Askold, Dir en de sneeuwlopers

Askold, Dir en de sneeuwlopers
 

Op de laatste dag van de Olympische Spelen binden de langlaufers nog een keer de latten onder. Voor een marathon over 50 kilometer, klassieke stijl. De Noren zijn favoriet voor goud, maar Kris Freeman heeft het echt voor elkaar…

Een marathon op lange latten. Lopen door de sneeuw, een heuvel op, glijden naar beneden, in de verte schiet een konijn weg tussen de dennenbomen. De kou slaat op de longen, de ademhaling ging al veel te snel, maar nu het pad omhoog loopt, begint het lichaam wel heel erg te protesteren. Het parcours is vijftig kilometer lang, het hart bonkt twee uur maximaal. Is er nog energie voor een eindsprint? Stokken in de lucht, de coördinatie met de ski’s klopt niet meer helemaal, dan is daar eindelijk de finish. De langlaufers laten zich vallen in de sneeuw. Geen eentje uitgezonderd. Slijmdraden hangen aan de kin, de ribbenkast schokt alle kanten op, ongecontroleerd hijgen. “Zuurstof, zuurstof”, schreeuwt het lichaam. “Een kop warme chocolademelk met slagroom”, denkt het publiek. Of een Jägermeister. Of Glühwein misschien.

De Noren zijn er gek op. Op alcohol en langlaufen. Jezelf pijn doen in de sneeuw, het liefst met een geweer op de rug. Iedere vier jaar wordt reikhalzend uitgekeken naar de sneeuwlopers. Een Noor die een gouden medaille wint bij het langlaufen of op de biatlon verdient net zo veel respect als de Vikingen Askold en Dir in de achtste eeuw. Langlaufer Björn Daehli is de grootste held van Noorwegen. Met acht gouden medailles en vier zilveren is hij nog altijd de meest succesvolle wintersporter aller tijden. Biatleet Ole-Einar Björndalen doet het met vijf gouden en drie zilveren medailles iets rustiger aan, maar ook hij heeft een onuitwisbare indruk achtergelaten. Dit jaar zijn de Noren opnieuw favoriet voor goud op het koningsnummer. Iedere Noor maakt een goede kans, maar Petter Northug beschikt over de beste papieren. Het parcours in Vancouver is niet overdreven zwaar, er wordt een omvangrijke kopgroep aan de finish verwacht en de regerend wereldkampioen beschikt over de sterkste eindsprint.
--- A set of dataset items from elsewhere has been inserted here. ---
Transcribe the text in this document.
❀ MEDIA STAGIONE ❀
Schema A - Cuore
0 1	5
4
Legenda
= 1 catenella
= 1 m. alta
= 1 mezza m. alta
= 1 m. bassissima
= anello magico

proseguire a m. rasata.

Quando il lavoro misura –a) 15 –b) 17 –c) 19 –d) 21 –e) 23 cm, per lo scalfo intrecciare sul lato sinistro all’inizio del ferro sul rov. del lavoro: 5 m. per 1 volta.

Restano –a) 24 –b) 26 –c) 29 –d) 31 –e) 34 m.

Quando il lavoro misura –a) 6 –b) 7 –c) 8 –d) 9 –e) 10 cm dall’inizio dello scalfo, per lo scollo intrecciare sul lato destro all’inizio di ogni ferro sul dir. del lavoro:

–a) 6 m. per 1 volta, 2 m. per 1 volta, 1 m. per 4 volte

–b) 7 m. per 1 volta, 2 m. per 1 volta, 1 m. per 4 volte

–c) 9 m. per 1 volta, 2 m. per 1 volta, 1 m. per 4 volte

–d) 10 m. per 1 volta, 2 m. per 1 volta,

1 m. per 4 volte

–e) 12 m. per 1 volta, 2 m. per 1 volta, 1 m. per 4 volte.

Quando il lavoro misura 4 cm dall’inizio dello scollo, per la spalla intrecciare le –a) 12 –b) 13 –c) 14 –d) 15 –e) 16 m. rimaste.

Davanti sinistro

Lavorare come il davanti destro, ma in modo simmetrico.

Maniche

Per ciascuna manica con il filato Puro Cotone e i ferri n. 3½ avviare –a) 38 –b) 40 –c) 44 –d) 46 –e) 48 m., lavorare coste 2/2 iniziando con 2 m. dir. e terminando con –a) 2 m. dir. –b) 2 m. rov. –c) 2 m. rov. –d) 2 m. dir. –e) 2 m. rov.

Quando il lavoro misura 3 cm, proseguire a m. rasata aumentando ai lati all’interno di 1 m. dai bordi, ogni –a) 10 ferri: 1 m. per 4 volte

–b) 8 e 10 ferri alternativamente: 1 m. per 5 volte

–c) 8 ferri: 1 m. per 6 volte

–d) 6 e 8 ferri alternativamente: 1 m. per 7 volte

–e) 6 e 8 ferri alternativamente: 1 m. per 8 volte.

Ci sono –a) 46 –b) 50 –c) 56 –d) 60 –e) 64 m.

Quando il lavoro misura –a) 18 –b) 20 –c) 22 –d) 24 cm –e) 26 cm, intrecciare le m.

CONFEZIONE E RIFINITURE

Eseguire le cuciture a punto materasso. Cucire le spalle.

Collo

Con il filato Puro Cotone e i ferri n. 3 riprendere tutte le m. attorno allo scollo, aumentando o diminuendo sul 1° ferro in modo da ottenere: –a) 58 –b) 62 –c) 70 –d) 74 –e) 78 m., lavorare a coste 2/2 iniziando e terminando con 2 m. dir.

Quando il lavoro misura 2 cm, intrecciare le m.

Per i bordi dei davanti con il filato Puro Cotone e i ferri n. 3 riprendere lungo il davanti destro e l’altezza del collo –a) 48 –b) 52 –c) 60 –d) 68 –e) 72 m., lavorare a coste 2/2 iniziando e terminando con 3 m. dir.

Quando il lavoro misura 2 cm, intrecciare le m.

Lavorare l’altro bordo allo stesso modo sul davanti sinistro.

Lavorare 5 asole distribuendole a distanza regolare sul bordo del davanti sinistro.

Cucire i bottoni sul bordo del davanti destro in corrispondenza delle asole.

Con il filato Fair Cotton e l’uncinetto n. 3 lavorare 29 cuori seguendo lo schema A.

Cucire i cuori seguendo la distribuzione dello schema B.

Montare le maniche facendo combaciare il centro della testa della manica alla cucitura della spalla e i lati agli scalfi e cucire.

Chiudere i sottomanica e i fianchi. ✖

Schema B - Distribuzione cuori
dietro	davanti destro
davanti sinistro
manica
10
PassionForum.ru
Kris Freeman denkt er anders over. De beste Amerikaanse langlaufer van de laatste decennia betwijfelt of het parcours niet zwaar genoeg is. “In januari 2009 won Pietro Piller Cottrer een 30 kilometer testrace in Vancouver. Hij kwam alleen aan de finish. Er moeten hellingen in het parcours zijn die dat mogelijk maakt.” Een Amerikaan die aan langlaufen doet. Het moet een wereldreiziger zijn, een einzelgänger die niet voor basketbal, honkbal of ijshockey heeft gekozen. Een individuele sporter die zijn lichaam beschouwt als zijn tempel, die naar Scandinavië reist voor een trainingskamp. In de Noorse bossen zijn tent opzet en rond een knetterend kampvuur spannende verhalen vertelt aan nieuwsgierige meisjes. Hij haalt zelfs een oude gitaar te voorschijn, de snaren niet op juiste spanning, maar zijn stem maakt alles goed. Hij zingt ‘Wash’ van Eddy Vedder, vertederend zacht en uiteraard de akoestische versie. De meisjes trekken de muts ver over de oren, kruipen aan weerszijde lekker tegen Kris aan en doezelen weg. De vaseline op de lippen glanst in de avondzon, de takjes knakken in het kampvuur. Morgen weer vroeg op!